Stimulation of ammonia production and excretion in the rabbit by inorganic phosphate. Study of control mechanisms.

The purpose of this study was to clarify the mechanism (s) responsible for regulation of ammonia production and excretion in the rabbit. The normally low ammonia excretion rate during acute metabolic acidosis was stimulated acutely and increased approximately ninefold after infusion of sodium phosphate, but remained low if sodium sulphate or Tris was substituted for phosphate. Ammonia production was increased significantly by phosphate in rabbit renal cortex slices and in isolated renal cortex mitochondria.

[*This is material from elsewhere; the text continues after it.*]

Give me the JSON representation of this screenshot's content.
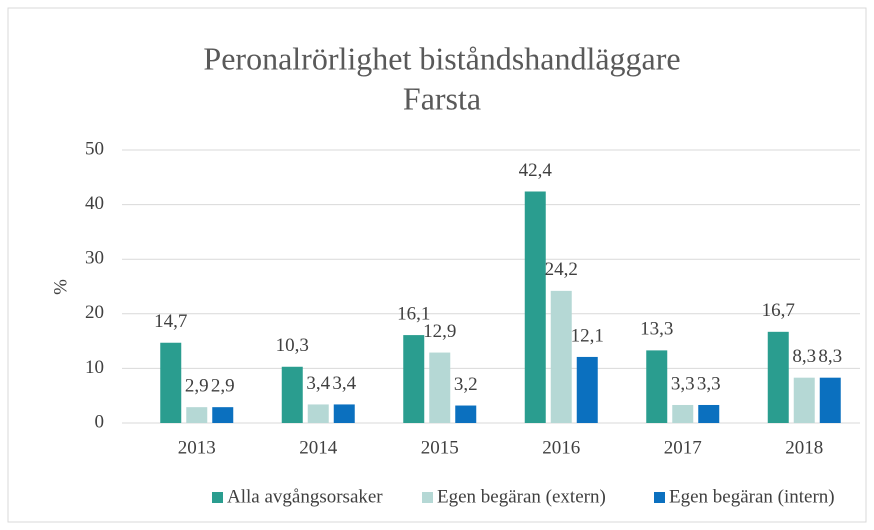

In isolated mitochondria, mersalyl, an inhibitor of both the phosphate/hydroxyl and phosphate/dicarboxylate mitochondrial carriers, inhibited the phosphate-induced stimulation, indicating that phosphate must enter the mitochondrion for stimulation. A malate/phosphate exchange seemed to be involved since N-ethylmaleimide, an inhibitor of the phosphate/hydroxyl exchange, did not inhibit phosphate-stimulated ammonia production, whereas there was inhibition by 2-n-butylmalonate, a competitive inhibitor of the dicarboxylate carrier. Phosphate itself was not essential since malonate stimulated ammoniagenesis in the absence of added phosphate. Similarly, citrate stimulated ammoniagenesis in isolated mitochondria in the absence of inorganic phosphate provided that it induced L-malate exit on the citrate transporter associated with inhibition of citrate oxidation by fluoroacetate. Similar results were also seen in mitochondria from rat renal cortex. A fall in mitochondrial alpha-ketoglutarate level resulted in an increase in ammonia production. This could be achieved directly with malonate or indirectly via L-malate exit. Simultaneous measurements of glutamate showed that the rate of ammonia production was reciprocally related to the glutamate content. We conclude that phosphate-induced stimulation of ammoniagenesis in the rabbit kidney is mediated by removal of glutamate, the feedback inhibitor of phosphate-dependent glutaminase. Glutamate removal is linked to phosphate-induced dicarboxylate exit across the mitochondrial membrane.